Follow [these instructions](https://docs.astral.sh/uv/getting-started/installation/) to install uv.

Quick install:
```sh
curl -LsSf https://astral.sh/uv/install.sh | sh
```

## Create Virtual Environment

Initialize the NeMo RL project virtual environment:

```sh
uv venv
```

> [!NOTE]
> Please do not use `-p/--python` and instead allow `uv venv` to read it from `.python-version`.
> This ensures that the version of python used is always what we prescribe.

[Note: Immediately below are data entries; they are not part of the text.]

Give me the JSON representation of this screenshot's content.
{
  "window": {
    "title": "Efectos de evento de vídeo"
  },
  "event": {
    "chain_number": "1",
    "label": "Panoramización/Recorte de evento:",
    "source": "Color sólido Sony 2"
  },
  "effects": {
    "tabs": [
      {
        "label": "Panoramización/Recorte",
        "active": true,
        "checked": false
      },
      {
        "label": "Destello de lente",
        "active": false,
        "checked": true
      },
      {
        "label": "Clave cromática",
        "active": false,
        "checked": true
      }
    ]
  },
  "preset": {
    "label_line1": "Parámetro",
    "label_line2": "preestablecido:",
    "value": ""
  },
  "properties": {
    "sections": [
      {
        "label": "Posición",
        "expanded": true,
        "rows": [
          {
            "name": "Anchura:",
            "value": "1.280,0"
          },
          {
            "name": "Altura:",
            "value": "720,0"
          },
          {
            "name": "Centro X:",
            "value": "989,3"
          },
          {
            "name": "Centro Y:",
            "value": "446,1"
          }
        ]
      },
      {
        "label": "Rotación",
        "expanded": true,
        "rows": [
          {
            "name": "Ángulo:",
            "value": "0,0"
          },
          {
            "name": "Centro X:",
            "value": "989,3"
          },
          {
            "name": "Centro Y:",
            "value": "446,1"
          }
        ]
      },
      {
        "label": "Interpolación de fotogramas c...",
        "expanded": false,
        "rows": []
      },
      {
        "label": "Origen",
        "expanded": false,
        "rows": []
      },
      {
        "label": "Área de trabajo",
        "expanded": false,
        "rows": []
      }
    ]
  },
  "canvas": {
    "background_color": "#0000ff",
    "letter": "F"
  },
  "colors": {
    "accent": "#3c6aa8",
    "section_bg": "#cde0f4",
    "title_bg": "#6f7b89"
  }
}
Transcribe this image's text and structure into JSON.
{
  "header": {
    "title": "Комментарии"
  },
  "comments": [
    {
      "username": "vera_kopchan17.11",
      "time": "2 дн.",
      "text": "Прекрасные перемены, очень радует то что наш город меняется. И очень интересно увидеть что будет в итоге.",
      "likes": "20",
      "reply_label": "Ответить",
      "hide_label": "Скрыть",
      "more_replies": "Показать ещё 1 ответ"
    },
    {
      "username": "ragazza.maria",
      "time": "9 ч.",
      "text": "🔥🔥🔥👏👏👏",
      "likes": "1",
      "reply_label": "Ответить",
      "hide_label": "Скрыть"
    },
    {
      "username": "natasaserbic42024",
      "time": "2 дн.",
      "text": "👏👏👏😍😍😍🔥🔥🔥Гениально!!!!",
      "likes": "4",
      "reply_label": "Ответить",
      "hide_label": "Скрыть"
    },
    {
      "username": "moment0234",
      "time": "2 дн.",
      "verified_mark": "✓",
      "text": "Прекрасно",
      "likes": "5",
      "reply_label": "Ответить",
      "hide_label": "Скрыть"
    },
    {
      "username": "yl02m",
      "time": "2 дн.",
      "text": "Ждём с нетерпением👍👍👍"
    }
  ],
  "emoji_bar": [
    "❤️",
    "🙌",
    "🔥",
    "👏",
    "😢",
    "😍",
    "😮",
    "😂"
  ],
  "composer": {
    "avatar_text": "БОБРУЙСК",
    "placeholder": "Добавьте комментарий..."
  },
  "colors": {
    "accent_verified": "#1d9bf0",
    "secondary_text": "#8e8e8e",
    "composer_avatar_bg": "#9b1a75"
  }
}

## Configure cuDNN for Transformer Engine (Bare Metal Only)

> [!IMPORTANT]
> **Skip this section if you are using the NeMo RL container** — these environment variables are already set in the Dockerfile.
>
> When running on bare metal (outside a container), your system may have a different cuDNN version than the pip-installed `nvidia-cudnn-cu12` package. Transformer Engine (TE) prioritizes system libraries by default, which can cause version mismatch crashes or force fallback to slower attention backends (UnfusedDotProductAttention instead of FusedAttention).
>
> Set these environment variables before running any commands:
>
> ```sh
> # Point TE at the pip-installed cuDNN (adjust path if UV_PROJECT_ENVIRONMENT is set)
> export CUDNN_HOME=.venv/lib/python3.13/site-packages/nvidia/cudnn
> export LD_LIBRARY_PATH=".venv/lib/python3.13/site-packages/nvidia/cudnn/lib:${LD_LIBRARY_PATH:-}"
>
> # Verify TE picks up the correct cuDNN version (TE is in the mcore extra).
> # The version should match nvidia-cudnn-cu12 pinned in pyproject.toml (currently 9.19.0).
> uv run --extra mcore python -c "import transformer_engine.pytorch as te; print(te.get_cudnn_version())"
> ```

## Using UV to Run Commands

Use `uv run` to launch all commands. It handles pip installing implicitly and ensures your environment is up to date with our lock file.

```sh
# Example: Run GRPO with DTensor backend
uv run python examples/run_grpo.py

# Example: Run GRPO with Megatron backend
uv run python examples/run_grpo.py --config examples/configs/grpo_math_1B_megatron.yaml
```

> [!NOTE]
> - It is not recommended to activate the `venv`, and you should use `uv run <command>` instead to execute scripts within the managed environment.
>   This ensures consistent environment usage across different shells and sessions.
> - Ensure your system has the appropriate CUDA drivers installed, and that your PyTorch version is compatible with both your CUDA setup and hardware.
> - If you update your environment in `pyproject.toml`, it is necessary to force a rebuild of the virtual environments by setting `NRL_FORCE_REBUILD_VENVS=true` next time you launch a run.
> - **Reminder**: Don't forget to set your `HF_HOME`, `WANDB_API_KEY`, and `HF_DATASETS_CACHE` (if needed). You'll need to do a `huggingface-cli login` as well for Llama models.